MacKenzie Bezos wrote a very long one-starred review and one of the more notable statements she made was “While numerous factual inaccuracies are certainly troubling in a book being promoted to readers as a meticulously researched definitive history, they are not the biggest problem here. The book is also full of techniques which stretch the boundaries of non-fiction, and the result is a lopsided and misleading portrait of the people and culture at Amazon. An author writing about any large organization will encounter people who recall moments of tension out of tens of thousands of hours of meetings and characterize them in their own way, and including those is legitimate. But I would caution readers to take note of the weak rhetorical devices used to make it sound like these quotes reflect daily life at Amazon or the majority viewpoint about working there.”

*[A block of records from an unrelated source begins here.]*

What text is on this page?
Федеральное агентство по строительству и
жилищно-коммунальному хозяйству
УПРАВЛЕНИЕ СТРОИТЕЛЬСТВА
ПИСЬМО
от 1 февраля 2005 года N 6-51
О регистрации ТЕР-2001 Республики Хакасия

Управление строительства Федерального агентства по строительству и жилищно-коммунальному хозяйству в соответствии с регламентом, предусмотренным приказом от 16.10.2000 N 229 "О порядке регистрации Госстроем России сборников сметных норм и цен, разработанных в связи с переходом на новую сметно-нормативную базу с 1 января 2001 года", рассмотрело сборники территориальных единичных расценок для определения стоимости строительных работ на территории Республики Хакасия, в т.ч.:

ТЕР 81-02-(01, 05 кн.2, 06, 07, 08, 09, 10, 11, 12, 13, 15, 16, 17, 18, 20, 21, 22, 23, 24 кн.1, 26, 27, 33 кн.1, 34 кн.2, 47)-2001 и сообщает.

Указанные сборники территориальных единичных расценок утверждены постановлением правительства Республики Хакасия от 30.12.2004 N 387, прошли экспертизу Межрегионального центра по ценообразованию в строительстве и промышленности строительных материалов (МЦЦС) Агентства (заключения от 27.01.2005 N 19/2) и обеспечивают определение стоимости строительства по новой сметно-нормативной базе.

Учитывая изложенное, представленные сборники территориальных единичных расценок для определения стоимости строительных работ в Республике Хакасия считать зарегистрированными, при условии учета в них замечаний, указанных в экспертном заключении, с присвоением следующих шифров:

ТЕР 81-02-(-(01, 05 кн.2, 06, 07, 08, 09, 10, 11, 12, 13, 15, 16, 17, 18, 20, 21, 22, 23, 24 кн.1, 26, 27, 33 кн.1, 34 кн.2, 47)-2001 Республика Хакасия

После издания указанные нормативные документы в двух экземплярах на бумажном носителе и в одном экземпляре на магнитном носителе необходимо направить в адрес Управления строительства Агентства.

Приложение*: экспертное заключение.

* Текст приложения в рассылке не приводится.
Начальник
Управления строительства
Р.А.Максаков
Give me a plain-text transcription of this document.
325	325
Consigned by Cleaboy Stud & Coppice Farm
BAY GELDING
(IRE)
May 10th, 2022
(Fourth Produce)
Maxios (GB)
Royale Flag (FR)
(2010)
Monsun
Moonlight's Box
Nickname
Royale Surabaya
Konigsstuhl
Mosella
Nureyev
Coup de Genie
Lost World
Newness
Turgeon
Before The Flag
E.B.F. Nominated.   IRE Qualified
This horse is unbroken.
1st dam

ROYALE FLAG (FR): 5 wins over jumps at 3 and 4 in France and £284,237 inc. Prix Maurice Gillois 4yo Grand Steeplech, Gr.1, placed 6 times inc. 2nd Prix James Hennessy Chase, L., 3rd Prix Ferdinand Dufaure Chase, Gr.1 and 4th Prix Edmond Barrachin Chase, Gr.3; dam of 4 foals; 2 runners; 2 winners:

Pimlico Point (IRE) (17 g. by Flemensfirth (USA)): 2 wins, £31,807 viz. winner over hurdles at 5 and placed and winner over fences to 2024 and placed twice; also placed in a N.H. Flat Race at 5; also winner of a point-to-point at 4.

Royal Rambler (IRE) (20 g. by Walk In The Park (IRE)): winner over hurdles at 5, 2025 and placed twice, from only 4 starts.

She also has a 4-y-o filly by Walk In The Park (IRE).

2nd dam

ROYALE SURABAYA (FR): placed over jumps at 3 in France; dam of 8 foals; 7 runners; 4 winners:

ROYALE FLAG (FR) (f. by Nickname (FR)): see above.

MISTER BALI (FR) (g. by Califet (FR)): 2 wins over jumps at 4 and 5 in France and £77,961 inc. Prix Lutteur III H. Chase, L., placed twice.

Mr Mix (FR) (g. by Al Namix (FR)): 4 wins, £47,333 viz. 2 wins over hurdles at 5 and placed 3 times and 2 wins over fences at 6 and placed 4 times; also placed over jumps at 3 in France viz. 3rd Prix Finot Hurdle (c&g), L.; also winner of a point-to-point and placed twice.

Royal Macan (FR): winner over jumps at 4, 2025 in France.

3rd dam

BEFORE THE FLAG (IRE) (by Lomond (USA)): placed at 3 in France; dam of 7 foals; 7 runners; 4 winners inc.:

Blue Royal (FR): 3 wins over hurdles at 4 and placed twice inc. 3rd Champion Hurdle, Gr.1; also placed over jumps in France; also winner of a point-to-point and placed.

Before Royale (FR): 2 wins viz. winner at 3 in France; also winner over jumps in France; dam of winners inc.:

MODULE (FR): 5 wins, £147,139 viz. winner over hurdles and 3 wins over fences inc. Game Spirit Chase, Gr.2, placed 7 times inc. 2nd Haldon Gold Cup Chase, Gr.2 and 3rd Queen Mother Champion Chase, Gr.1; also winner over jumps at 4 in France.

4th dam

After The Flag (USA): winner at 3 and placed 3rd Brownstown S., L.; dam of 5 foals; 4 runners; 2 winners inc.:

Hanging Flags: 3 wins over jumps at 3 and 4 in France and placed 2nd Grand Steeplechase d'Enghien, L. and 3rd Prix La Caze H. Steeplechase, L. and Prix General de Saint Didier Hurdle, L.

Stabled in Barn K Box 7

The Amazon PR department was on overdrive today trying to defend the integrity of the company. They said “Over the course of the author’s reporting, Amazon facilitated meetings for him with more than half a dozen senior Amazon executives, during which he had every opportunity to inquire about or fact-check claims made by former employees. He chose not to. I met in person with him on at least three occasions and exchanged dozens of emails where he only checked a few specific quotes. He had every opportunity to thoroughly fact check and bring a more balanced viewpoint to his narrative, but he was very secretive about the book and simply chose not to.”
Brad Stone did a lot of research and the result is a glimpse into the history of one of the world’s most exciting companies. More than 300 interviews with current and past employees netted an intriguing collection of stories. More significantly, his book communicates an important set of business principles and a taste of the difficult decisions Jeff Bezos made along the way. It gives people a taste about how its difficult to rise up in the company and get promotions. If you ever want to make something out of yourself a cadre of eight executives meet a few times a year and take a vote.
The author himself responded to the media circus today and lamented “I exhaustively fact checked the work with my sources. Amazon declined to make Jeff Bezos available for fact checking.”
Indie authors normally get a ton of flack about relatives leaving reviews of books they have written. I find it very interesting about how a wife of a CEO is this huge newsworthy event. It certainly is a bit of a double standard.